Just_Mercy

Just Mercy

Much like The Fonz before him, young Harvard-educated lawyer Bryan Stevenson has to travel down to the South to find some racial injustice to fight. The year is 1989 instead of the late ’50s, though. Otherwise, Michael B. Jordan gets to play Stevenson like a supercool superhero as he fights to free innocent black men from Alabama’s Death Row. It’s certainly no surprise that this carefully measured courtroom saga has put director Destin Daniel Cretton at the helm of Marvel’s upcoming Shang-Chi and the Legend of the Ten Rings. Cretton will just have to drop in kung-fu set pieces instead of fiery speeches to create a new film in the Marvel template. Fortunately, Just Mercy’s tales of corrupt cops get punched up with plenty of star turns.
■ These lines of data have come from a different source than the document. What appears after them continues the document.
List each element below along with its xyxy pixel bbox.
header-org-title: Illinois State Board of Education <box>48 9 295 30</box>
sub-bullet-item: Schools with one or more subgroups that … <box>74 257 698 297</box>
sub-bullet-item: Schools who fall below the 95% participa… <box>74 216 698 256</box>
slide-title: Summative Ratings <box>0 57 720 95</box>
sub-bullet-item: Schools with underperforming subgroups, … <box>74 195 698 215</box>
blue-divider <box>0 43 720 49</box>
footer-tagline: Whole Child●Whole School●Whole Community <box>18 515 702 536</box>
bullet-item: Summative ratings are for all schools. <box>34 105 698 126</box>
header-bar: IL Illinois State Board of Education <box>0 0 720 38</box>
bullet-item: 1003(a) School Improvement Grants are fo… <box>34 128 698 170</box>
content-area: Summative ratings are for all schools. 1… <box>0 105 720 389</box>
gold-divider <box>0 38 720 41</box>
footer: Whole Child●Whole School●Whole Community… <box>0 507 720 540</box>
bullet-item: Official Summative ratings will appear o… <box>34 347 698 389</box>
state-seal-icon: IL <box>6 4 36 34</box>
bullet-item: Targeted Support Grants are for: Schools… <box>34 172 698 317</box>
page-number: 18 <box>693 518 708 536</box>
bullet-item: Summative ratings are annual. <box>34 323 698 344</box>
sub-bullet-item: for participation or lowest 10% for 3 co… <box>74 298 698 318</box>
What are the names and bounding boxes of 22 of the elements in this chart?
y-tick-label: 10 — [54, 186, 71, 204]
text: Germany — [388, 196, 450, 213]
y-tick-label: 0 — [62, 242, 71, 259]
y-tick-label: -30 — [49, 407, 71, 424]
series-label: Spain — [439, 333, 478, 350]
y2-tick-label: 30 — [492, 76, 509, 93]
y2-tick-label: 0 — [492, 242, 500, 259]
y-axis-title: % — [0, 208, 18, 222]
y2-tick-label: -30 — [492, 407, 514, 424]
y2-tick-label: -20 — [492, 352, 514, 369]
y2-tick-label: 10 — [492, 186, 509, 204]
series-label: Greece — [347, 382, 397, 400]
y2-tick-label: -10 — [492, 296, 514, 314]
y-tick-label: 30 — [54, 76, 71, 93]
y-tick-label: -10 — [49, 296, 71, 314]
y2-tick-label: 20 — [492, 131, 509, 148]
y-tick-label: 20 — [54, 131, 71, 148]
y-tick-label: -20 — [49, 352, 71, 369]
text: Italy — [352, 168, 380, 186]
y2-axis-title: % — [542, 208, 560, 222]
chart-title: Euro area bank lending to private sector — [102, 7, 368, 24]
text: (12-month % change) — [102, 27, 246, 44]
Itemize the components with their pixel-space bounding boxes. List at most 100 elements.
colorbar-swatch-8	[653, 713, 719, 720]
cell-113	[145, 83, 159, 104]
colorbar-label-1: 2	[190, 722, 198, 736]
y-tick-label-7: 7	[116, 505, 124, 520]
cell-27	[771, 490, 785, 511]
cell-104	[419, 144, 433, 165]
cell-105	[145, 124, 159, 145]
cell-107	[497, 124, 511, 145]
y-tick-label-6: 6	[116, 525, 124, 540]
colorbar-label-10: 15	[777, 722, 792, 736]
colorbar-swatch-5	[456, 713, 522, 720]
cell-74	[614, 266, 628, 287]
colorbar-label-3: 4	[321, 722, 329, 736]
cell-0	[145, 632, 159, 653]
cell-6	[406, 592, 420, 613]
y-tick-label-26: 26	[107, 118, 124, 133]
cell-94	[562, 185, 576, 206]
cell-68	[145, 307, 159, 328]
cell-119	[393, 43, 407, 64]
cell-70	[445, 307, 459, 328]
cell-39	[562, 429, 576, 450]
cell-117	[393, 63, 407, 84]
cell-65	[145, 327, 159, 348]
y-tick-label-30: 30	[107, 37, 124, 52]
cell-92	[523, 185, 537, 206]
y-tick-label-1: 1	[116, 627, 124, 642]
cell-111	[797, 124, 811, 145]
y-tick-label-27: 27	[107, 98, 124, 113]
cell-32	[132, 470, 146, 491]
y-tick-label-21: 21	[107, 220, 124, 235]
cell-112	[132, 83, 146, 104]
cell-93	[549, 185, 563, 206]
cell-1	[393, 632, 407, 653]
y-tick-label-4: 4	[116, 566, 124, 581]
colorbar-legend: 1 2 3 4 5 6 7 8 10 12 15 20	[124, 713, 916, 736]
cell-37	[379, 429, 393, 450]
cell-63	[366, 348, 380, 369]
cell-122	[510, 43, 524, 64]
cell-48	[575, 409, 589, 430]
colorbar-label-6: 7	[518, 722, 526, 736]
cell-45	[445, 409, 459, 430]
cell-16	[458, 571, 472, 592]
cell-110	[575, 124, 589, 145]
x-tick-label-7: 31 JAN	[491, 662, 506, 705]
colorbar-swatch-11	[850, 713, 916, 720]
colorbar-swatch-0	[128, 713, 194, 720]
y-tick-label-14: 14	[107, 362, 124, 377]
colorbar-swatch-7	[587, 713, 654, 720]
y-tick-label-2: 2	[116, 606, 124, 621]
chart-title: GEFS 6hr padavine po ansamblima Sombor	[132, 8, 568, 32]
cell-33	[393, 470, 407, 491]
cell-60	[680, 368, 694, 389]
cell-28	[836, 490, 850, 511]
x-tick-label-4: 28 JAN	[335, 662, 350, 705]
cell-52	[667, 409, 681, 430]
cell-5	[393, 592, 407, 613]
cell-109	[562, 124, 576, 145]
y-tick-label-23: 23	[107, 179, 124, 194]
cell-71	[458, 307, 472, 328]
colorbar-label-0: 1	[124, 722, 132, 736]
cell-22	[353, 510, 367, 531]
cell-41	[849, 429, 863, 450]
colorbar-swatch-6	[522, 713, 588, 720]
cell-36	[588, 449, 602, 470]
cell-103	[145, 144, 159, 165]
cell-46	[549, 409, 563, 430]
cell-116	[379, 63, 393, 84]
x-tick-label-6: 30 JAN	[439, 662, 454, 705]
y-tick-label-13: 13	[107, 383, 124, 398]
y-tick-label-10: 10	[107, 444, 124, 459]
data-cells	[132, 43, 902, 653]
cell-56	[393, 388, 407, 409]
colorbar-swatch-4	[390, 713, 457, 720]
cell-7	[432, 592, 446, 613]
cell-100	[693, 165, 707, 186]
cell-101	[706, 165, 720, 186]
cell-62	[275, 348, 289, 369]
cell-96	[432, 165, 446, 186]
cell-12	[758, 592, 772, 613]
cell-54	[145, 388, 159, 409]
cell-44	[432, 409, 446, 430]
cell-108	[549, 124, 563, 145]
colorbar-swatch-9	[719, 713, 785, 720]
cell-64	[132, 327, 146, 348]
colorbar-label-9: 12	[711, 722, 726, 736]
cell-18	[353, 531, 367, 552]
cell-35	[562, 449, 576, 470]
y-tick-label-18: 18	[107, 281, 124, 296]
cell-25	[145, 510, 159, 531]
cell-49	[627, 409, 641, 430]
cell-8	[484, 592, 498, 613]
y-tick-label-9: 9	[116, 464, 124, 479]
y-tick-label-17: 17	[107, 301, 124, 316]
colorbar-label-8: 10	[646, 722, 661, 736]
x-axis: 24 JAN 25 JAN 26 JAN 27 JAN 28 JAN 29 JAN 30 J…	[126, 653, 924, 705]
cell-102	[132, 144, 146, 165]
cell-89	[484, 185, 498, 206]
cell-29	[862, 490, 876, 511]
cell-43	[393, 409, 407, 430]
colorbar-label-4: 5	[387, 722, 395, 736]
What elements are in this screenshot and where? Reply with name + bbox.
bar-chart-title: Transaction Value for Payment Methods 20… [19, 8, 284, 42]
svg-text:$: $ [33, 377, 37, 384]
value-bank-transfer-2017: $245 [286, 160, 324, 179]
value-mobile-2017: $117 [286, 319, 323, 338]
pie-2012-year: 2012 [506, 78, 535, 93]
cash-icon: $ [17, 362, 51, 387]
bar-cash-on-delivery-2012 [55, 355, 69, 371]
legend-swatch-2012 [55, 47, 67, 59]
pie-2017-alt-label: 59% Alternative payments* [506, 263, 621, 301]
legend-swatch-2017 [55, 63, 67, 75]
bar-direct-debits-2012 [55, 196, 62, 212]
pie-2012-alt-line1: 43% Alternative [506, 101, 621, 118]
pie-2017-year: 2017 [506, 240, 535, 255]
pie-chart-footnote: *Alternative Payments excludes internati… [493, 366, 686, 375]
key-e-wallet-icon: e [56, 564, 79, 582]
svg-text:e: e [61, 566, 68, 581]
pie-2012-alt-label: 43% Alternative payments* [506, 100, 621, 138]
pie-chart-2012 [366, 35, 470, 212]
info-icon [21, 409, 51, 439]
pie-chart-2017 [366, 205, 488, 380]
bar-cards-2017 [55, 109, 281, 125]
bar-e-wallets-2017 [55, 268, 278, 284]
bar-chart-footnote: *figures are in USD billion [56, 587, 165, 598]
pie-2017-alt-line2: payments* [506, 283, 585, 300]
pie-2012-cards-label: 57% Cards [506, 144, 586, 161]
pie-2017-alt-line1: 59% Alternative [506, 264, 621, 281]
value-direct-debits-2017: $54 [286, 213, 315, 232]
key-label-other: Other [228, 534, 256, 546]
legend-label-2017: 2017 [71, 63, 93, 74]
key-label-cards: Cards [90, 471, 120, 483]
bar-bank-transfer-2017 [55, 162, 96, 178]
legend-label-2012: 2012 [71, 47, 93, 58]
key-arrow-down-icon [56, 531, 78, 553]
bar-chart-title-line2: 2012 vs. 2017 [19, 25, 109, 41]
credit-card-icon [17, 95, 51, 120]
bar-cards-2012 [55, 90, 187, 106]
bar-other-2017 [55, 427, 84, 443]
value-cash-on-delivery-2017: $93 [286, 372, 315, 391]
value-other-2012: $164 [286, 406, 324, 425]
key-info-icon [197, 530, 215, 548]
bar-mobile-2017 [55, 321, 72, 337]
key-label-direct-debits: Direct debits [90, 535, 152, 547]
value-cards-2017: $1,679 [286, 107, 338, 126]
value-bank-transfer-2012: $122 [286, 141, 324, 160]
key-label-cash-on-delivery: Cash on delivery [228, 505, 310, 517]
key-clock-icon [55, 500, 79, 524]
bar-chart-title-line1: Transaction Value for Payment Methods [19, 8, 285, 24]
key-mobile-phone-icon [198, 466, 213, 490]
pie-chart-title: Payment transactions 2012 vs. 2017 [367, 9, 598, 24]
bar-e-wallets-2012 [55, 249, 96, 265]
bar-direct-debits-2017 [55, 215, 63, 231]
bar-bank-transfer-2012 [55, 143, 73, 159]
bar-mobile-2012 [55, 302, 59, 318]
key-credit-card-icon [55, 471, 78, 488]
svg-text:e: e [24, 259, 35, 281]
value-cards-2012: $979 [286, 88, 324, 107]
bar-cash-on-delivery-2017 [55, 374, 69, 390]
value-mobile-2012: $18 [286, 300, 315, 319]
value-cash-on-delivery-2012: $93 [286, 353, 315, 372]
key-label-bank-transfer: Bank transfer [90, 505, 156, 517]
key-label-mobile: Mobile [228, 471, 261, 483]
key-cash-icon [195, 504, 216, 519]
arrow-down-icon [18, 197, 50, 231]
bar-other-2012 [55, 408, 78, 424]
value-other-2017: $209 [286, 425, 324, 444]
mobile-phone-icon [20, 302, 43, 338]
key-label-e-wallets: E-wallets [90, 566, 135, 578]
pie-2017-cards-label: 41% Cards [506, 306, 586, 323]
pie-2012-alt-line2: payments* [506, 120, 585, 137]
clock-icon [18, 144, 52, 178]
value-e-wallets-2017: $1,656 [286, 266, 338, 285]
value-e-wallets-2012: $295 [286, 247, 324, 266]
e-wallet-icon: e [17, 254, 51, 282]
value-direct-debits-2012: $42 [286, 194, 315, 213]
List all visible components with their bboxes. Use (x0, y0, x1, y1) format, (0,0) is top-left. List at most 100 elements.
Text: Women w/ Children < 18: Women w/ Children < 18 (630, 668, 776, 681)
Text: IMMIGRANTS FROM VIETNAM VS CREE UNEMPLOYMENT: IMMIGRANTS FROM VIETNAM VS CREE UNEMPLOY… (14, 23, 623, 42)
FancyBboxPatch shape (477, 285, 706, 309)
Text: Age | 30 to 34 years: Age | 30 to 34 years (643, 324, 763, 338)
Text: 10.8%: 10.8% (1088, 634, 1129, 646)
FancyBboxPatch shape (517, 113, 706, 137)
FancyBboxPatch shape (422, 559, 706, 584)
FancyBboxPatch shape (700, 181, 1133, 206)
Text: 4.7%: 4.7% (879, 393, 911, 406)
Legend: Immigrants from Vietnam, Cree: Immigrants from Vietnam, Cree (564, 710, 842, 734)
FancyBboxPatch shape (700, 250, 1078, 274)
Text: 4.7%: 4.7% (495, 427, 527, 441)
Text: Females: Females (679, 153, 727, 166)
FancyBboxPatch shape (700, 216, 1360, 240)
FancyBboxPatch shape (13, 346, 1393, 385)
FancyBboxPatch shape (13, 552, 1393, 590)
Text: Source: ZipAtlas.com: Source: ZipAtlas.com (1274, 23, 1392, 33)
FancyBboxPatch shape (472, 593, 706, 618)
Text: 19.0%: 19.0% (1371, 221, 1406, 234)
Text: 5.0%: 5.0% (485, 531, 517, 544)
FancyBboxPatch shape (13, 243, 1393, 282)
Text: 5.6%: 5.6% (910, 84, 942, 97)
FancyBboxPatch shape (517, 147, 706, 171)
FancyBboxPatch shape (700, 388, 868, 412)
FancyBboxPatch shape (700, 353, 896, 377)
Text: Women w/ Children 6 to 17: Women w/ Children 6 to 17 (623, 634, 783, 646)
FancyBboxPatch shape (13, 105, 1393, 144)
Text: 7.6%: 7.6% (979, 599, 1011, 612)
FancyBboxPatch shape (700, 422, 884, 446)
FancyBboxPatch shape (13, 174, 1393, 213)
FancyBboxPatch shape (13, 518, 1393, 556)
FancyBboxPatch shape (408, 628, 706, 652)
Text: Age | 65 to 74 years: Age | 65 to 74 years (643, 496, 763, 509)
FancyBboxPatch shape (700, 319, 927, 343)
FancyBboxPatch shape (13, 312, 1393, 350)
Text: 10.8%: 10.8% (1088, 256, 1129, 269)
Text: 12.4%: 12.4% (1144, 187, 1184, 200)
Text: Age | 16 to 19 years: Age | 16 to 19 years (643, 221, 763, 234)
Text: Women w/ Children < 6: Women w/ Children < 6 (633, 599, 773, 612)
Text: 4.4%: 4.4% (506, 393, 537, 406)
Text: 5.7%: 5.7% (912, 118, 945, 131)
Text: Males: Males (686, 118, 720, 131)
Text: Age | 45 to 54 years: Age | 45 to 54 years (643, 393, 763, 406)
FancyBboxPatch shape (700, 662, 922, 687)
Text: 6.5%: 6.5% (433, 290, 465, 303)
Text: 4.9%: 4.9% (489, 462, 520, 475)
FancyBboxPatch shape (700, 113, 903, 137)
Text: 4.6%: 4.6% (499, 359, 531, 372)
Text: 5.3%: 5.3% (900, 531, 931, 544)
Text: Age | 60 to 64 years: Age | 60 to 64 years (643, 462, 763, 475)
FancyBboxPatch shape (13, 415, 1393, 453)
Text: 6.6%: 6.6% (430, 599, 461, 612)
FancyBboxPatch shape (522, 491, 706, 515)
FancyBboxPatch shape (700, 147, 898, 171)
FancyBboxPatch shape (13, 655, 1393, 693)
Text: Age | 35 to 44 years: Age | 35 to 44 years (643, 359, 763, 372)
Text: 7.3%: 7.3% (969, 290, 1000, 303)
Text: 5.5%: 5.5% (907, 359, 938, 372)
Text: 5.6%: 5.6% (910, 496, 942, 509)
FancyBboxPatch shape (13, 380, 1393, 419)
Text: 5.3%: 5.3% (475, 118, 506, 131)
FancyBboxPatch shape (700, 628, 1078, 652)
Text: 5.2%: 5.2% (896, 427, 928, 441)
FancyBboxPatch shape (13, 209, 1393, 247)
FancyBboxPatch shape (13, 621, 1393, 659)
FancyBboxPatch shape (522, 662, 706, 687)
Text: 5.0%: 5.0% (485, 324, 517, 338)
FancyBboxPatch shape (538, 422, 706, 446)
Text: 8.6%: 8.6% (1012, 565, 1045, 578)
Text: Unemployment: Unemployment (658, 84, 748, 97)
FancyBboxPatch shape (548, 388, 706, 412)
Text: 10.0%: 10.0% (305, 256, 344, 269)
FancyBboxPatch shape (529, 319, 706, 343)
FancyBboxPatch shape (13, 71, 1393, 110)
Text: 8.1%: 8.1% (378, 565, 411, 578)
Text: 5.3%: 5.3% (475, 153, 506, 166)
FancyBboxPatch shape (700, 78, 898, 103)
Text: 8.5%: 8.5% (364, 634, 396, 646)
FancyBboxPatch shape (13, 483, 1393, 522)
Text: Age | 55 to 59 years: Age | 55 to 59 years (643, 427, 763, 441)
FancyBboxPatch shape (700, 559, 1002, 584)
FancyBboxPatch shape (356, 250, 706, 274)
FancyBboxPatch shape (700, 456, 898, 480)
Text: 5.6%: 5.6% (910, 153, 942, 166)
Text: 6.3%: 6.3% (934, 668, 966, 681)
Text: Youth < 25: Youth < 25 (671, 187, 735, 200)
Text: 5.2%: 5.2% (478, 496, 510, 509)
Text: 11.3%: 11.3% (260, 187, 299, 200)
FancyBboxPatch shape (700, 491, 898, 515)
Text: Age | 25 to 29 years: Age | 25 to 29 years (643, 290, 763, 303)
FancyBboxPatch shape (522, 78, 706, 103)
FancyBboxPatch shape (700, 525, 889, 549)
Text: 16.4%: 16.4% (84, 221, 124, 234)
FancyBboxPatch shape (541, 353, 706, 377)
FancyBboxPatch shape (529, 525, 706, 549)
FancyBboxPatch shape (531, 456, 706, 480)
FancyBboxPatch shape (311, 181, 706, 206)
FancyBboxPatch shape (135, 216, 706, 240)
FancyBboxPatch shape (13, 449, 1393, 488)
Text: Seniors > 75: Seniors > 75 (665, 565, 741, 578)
Jamie Foxx’s work as real-life falsely-accused inmate Walter McMillian painfully portrays a cynical perpetual victim slowly finding new hope. Tim Blake Nelson also creates a genuinely complex character out of a redneck prisoner being used by the system. Rob Morgan’s sad turn as a troubled guilty Vietnam vet still almost steals the film, even when there’s no doubt of the wretched soul’s guilt as he’s sent to the electric chair. Those final moments are shot in an operatic style worthy of Marvel, too – although the studio would never let Cretton waste Brie Larson in the kind of bland supporting role that she gets here.